In response Boeing said it "believes it is within its rights to terminate the agreement".
Earlier on Saturday, Marc Allen, president of Boeing's Embraer Partnership & Group Operations, said the collapse of the deal was "deeply disappointing".
"But we have reached a point where continued negotiation within the framework of the MTA is not going to resolve the outstanding issues," he said.
The collapse of the deal will still be seen as a blow to Boeing, which had moved to broaden its portfolio of aircraft to compete with European rival Airbus, which in 2017 had swooped on Bombardier's C-Series, a 100-150 seater regional jet.
Embraer could also find it tougher to compete against the Airbus backed C-Series — now renamed the A220 — in a market which is expected to be substantially smaller in the coming years as a result of the global lockdown on air travel.
The Boeing-Embraer tie-up faced several obstacles over the past year and a half, with substantial political opposition in Brazil while in Europe regulatory approval has taken longer than expected.
The year long grounding of the 737 Max had already strained Boeing's cash resources and now the coronavirus has significantly reduced expectations for aircraft demand in the coming years.
Roughly two-thirds of the global fleet has been grounded, with airlines around the world seeking government bailouts to survive. Many expect to emerge from the crisis with significantly smaller fleets.
Boeing, which has estimated the cost of the Max grounding at $19bn, is also under severe cash pressure as airlines cancel and defer large volumes of orders.
This had reduced the likelihood of any deal taking place, said one analyst.
"It's a liquidity question," said Bank of America analyst Ron Epstein. "Is Boeing in a position to spend $4bn on an acquisition given what's going on in the broader commercial aviation market?"
Boeing is widely expected to receive financial support from the US government's recent stimulus plan. The company's chief executive Dave Calhoun has said Boeing and the wider aerospace supply chain would need $60bn to survive the current crisis.
The group is expected to slash production next week when it announces first-quarter results, and will have to revise cash flow expectations as a result.

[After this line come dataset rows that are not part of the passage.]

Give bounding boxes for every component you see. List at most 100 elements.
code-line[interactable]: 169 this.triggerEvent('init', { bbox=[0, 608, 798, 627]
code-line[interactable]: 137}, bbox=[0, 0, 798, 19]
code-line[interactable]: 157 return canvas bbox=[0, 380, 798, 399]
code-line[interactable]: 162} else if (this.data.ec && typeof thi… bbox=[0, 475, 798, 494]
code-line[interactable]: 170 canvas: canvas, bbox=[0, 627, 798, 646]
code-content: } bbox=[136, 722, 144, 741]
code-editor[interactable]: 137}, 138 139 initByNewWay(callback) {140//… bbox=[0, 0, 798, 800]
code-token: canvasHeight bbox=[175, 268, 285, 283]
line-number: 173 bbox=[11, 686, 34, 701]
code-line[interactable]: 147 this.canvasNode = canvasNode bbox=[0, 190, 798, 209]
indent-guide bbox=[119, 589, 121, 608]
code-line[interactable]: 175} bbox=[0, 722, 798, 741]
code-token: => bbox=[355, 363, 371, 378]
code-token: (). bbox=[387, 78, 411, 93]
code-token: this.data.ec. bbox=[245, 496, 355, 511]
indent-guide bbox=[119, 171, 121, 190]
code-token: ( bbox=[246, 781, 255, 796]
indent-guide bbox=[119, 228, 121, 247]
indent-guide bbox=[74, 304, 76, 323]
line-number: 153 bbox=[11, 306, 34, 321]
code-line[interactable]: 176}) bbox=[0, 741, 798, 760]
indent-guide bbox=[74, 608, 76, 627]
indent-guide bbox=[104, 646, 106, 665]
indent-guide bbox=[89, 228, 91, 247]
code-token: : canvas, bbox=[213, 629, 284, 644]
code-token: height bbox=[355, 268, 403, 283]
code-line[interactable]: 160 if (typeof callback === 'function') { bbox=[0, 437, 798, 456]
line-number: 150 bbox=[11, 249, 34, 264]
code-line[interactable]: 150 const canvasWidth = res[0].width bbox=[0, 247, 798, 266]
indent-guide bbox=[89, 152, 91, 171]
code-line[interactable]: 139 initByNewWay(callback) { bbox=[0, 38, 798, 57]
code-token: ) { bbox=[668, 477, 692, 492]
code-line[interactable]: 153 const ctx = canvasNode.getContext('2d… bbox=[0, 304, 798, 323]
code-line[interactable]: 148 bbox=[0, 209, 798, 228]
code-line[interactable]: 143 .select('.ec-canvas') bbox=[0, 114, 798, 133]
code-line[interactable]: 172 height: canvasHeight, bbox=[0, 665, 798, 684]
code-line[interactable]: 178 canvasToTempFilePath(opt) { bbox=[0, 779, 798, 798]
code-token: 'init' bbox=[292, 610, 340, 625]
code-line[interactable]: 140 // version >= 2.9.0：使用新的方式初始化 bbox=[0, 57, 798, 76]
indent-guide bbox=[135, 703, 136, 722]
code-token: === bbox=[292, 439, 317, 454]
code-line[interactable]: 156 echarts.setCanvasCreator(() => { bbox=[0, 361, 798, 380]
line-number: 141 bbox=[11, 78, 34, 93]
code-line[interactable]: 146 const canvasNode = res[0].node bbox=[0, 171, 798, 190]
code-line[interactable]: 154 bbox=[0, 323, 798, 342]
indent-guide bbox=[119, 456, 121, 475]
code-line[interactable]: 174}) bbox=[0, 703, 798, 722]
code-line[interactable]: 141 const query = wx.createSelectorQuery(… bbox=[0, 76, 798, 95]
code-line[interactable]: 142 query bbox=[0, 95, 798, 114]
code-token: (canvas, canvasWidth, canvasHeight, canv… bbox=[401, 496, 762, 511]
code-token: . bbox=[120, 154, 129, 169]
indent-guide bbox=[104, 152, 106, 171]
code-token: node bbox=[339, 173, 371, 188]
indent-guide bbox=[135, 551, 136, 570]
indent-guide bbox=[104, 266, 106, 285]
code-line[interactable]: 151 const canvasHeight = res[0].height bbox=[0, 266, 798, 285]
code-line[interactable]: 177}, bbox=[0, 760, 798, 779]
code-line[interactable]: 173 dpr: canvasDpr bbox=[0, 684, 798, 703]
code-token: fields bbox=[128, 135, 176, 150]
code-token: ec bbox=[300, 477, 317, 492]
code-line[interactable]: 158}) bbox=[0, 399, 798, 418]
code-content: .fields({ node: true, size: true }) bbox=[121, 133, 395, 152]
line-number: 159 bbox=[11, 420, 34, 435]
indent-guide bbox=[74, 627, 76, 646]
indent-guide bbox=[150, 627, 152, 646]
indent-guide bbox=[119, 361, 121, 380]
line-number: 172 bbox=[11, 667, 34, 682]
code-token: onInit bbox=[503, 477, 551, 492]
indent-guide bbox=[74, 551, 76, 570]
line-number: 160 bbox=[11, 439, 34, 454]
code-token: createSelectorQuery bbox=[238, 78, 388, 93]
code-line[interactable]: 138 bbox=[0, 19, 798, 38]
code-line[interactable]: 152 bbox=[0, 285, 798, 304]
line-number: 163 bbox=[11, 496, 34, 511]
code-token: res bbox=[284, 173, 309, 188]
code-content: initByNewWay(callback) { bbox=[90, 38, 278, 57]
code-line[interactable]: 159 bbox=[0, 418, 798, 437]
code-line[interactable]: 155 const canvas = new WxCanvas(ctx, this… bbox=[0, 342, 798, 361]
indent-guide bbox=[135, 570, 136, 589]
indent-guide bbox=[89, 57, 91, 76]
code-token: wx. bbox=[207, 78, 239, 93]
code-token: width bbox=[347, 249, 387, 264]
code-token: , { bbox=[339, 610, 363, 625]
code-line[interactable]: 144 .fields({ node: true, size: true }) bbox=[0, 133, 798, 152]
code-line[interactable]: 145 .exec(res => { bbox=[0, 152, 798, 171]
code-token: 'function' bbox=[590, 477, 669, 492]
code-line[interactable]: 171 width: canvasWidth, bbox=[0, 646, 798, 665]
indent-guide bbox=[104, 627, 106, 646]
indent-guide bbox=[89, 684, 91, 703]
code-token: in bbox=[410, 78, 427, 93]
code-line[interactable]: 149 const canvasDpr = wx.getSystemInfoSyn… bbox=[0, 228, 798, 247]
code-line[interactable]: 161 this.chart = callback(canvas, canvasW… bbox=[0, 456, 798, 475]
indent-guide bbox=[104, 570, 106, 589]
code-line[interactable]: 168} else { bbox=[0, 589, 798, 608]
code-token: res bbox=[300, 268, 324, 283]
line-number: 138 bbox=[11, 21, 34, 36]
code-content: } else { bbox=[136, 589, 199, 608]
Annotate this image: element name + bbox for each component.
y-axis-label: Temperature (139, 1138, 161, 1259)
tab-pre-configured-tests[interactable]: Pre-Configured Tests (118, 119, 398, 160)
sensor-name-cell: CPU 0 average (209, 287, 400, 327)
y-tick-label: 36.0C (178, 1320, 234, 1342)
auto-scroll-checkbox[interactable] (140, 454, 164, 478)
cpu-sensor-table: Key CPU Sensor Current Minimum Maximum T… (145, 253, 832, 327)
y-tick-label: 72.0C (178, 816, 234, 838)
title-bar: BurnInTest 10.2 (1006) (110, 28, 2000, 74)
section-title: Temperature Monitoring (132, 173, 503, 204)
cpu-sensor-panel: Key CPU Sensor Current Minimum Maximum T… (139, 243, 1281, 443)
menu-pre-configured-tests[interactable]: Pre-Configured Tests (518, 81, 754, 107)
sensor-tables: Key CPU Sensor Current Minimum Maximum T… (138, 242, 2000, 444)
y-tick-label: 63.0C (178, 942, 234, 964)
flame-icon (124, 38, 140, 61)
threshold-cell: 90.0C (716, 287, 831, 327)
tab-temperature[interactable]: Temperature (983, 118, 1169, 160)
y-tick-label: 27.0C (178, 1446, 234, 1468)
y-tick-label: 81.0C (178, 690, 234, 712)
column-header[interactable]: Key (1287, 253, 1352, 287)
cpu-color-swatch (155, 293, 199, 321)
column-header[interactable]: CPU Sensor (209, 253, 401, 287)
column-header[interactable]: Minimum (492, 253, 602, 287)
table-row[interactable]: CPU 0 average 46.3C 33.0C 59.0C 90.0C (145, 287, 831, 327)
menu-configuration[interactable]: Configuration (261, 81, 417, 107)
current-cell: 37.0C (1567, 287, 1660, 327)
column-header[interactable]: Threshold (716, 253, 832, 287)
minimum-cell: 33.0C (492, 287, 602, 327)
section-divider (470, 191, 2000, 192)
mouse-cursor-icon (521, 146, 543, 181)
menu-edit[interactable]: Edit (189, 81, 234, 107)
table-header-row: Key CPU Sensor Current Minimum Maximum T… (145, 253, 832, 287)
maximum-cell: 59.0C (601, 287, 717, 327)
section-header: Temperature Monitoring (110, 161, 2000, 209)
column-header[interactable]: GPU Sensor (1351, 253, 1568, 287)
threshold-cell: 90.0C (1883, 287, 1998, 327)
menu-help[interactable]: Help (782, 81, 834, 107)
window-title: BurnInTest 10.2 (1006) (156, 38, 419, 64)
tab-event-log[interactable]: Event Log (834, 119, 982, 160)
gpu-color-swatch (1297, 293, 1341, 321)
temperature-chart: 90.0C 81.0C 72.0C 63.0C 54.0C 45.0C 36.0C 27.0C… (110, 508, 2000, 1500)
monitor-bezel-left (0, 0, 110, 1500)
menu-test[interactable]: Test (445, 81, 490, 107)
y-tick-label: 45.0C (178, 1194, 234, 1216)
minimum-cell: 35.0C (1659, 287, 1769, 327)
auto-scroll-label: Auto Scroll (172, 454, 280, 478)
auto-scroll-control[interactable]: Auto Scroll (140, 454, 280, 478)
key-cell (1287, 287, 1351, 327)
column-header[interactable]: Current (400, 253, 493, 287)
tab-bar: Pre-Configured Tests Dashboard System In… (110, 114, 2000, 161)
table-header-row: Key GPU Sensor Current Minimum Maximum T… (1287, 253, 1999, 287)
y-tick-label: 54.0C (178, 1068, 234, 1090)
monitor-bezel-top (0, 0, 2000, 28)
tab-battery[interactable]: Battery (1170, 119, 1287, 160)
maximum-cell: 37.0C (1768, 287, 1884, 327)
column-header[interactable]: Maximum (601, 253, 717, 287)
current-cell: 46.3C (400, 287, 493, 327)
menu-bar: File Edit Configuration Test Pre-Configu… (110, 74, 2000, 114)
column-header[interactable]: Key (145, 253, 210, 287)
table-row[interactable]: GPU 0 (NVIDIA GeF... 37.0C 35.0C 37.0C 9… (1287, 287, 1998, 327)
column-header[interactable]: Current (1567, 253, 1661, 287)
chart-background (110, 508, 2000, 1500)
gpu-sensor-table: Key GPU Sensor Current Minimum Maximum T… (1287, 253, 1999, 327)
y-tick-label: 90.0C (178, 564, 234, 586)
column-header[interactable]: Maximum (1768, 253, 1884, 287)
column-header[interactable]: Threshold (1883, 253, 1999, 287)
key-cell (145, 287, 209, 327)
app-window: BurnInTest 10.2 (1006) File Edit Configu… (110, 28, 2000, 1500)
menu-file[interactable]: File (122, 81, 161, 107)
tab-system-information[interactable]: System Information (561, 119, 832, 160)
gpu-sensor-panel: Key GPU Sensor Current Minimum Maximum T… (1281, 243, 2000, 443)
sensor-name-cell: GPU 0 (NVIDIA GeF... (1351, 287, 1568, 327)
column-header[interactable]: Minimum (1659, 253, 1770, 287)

Airbus earlier this month cut production rates by one-third, including its best-selling A320 single-aisle family. Further cuts are possible, depending on the extent of the aviation downturn.
The collapse of the Boeing-Embraer deal follows the decision by Hexcel and Woodward — two of the US company's big suppliers — to pull the plug on their $6.4bn merger, the first big deal to collapse due to the coronavirus pandemic.
The tie-up would have enabled Embraer to boost sales by providing more heft in negotiations with the world's biggest airlines, while helping Boeing gain a strategic foothold in the market for smaller regional jets. It would have also given Embraer the ability to move up into larger aircraft, while giving Boeing the ability to move down into smaller ones.
Under the agreement, Boeing would have taken an 80 per cent stake in Embraer's jet business. Boeing on Saturday said it would continue a separate partnership agreement with Embraer to jointly market and support the C-390 military transport. Embraer will hold 51 per cent of this separate venture and Boeing 49 per cent.
Nelson Salgado, Embraer's chief financial officer, told the Financial Times last year that the deal would have allowed "revenue growth for Embraer which it otherwise would not be able to achieve on its own".
Donna Hrinak, Boeing's president for Latin America, said in 2019 that Boeing's "original intent was to buy the whole company".